Il già citato Taylor, molto assennatamente, sottolinea i rischi di un cultismo che contrappone puro, incontaminato, intatto e sublime da un lato e impuro, inquinato, sconsacrato dall’altro. Segnala anche che diversi militanti verde-scuro si sono dimostrati indifferenti alle sorti delle minoranze marginalizzate (discendenti degli schiavi) e delle classi subordinate, che mai hanno avuto la possibilità di fare esperienza della natura selvaggia. La metà oscura include anche superbia e la tendenza a demonizzare gli avversari.



*****



James Cameron si esprime in favore dell’ecoterrorismo in un’intervista a Entertainment Weekly:

E.W.: “’Avatar’ is the perfect eco-terrorism recruiting tool.” (citano il commento di un critico)

James Cameron C: “Good, good. I like that one. I consider that a positive review. I believe in eco-terrorism.”

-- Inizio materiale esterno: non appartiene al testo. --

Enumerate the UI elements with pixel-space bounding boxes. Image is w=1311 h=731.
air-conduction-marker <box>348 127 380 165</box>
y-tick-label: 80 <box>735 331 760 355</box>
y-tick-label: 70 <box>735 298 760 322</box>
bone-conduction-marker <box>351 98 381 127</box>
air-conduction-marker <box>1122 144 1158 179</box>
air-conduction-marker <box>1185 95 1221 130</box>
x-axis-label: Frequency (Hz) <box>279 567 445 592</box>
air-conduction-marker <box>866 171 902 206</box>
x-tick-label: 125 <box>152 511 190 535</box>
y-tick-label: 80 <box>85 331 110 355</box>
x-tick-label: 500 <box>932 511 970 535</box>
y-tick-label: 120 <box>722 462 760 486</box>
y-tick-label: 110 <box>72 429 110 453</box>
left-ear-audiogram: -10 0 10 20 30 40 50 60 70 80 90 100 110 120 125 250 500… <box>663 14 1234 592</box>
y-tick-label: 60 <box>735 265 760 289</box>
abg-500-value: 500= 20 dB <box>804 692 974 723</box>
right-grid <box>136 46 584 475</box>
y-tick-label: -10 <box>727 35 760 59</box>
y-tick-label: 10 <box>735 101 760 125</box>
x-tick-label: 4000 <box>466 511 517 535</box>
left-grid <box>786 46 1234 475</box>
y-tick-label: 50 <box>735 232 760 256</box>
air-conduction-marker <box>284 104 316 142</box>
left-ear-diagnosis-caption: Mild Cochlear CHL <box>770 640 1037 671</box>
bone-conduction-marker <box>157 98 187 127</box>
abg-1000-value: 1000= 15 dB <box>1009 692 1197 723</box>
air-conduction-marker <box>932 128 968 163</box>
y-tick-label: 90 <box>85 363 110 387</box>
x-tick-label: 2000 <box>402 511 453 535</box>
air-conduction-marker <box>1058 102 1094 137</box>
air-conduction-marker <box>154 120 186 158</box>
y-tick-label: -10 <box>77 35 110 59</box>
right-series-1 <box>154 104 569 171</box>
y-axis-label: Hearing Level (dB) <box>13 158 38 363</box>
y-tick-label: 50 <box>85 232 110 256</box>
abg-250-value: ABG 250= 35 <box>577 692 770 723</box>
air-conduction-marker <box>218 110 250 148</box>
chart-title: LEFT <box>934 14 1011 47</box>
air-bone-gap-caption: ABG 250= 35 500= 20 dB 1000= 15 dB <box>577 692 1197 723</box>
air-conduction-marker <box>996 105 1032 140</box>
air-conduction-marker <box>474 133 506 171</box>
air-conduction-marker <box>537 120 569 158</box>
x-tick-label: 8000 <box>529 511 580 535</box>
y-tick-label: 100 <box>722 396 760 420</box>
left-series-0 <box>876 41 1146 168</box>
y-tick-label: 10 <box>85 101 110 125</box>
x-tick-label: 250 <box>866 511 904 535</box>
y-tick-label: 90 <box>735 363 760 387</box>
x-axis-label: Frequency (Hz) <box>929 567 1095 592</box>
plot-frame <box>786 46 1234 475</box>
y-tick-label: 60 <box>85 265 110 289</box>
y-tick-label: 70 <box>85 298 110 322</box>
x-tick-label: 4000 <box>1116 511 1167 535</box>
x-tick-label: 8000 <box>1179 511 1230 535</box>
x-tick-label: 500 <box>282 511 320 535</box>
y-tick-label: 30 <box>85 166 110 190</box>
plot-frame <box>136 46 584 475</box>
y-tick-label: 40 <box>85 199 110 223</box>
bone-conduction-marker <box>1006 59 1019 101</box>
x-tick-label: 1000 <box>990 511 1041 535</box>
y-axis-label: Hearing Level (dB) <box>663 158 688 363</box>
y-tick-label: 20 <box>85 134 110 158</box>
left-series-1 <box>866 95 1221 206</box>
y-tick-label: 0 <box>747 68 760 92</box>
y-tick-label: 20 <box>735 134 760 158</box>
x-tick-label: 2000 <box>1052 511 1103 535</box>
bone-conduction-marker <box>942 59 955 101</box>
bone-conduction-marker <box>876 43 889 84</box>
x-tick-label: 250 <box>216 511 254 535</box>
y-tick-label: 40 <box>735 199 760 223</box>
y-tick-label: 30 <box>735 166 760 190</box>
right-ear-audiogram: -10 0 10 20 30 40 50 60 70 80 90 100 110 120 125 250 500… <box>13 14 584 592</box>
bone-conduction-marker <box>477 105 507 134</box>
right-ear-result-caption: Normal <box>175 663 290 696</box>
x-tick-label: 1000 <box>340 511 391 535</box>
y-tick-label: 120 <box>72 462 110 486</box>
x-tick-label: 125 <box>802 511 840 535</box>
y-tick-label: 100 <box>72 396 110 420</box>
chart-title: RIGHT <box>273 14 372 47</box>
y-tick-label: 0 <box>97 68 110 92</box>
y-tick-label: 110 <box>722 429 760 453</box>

Non è un caso. Se l’unico valore è la conservazione dell’ecosfera, allora il relativismo etico (indifferenza morale) prevale. La pelle non è una frontiera etica rilevante, dunque tutta la creazione si trova in una condizione di uguaglianza etica: ogni cosa ha lo stesso valore ed utilità di ogni altra cosa ai fini della stabilità omeostatica del sistema. Un’ideologia politica radicale ma culturalmente conservatrice e spiritualmente passiva e rassegnata di fronte ad un sistema che non può essere cambiato ed il cui valore è più grande di quello delle parti che lo compongono (ingranaggi). Si ha un’inversione rispetto al panenteismo: in un ologramma ogni parte è equivalente rispetto al tutto, nel panteismo ogni singolo individuo è un ingranaggio all’interno di una più grande ingranaggio (la civiltà umana) che serve a far funzionare l’intero sistema e deve assolvere i suoi compiti. Chi sgarra mette a repentaglio tutto e va quindi eliminato. Il sistema è automatico ed autopoietico – un numero limitato di algoritmi può illustrarne il funzionamento – ma non ha uno scopo. Dunque la morte e la sofferenza non hanno alcun senso al di fuori del processo di autoperpetuazione (“Eterno Ritorno” nietzscheano), come non lo hanno il principio di giustizia, di equanimità, di clemenza. Anche l’idea di inquinamento è priva di significato. Per Lovelock l’inquinamento è energia degradata che serve a far andare il sistema. Tutto è già predeterminato, l’universo è regolato da leggi inviolabili, da meccanismi inarrestabili. Lovelock afferma che le regole sono fondamentali, la libertà è deleteria, le regole severe producono sempre stabilità. Gaia è dura ed implacabile, ed offre conforto a chi obbedisce alle regole, mentre è spietata verso chi le trasgredisce. L’unica cosa che conta è un pianeta adatto alla vita. Ma Lovelock crede comunque che ogni mente sia un sottosistema della Mente Universale e che un altro nome di Gaia possa essere Maria (sic!). Bizzarramente, la fusione in un unico sistema dei tre tradizionali domini dell’esistente – l’inorganico, l’organico ed il divino – si impregna di pseudo-misticismo. Naturalmente se il comportamento umano fosse descrivibile algoritmicamente, ossia fosse preprogrammato, non ci sarebbe alcuna prospettiva di cambiamento o redenzione, saremmo già condannati all’estinzione, un errore nell’universo, a meno che non intervenga qualcuno ad alterare la nostra biologia e neurologia.

Potete star certi che ci sarà sempre qualcuno che si offrirà come soluzione ad ogni nostro problema. Il Potere usa mille maschere benevole.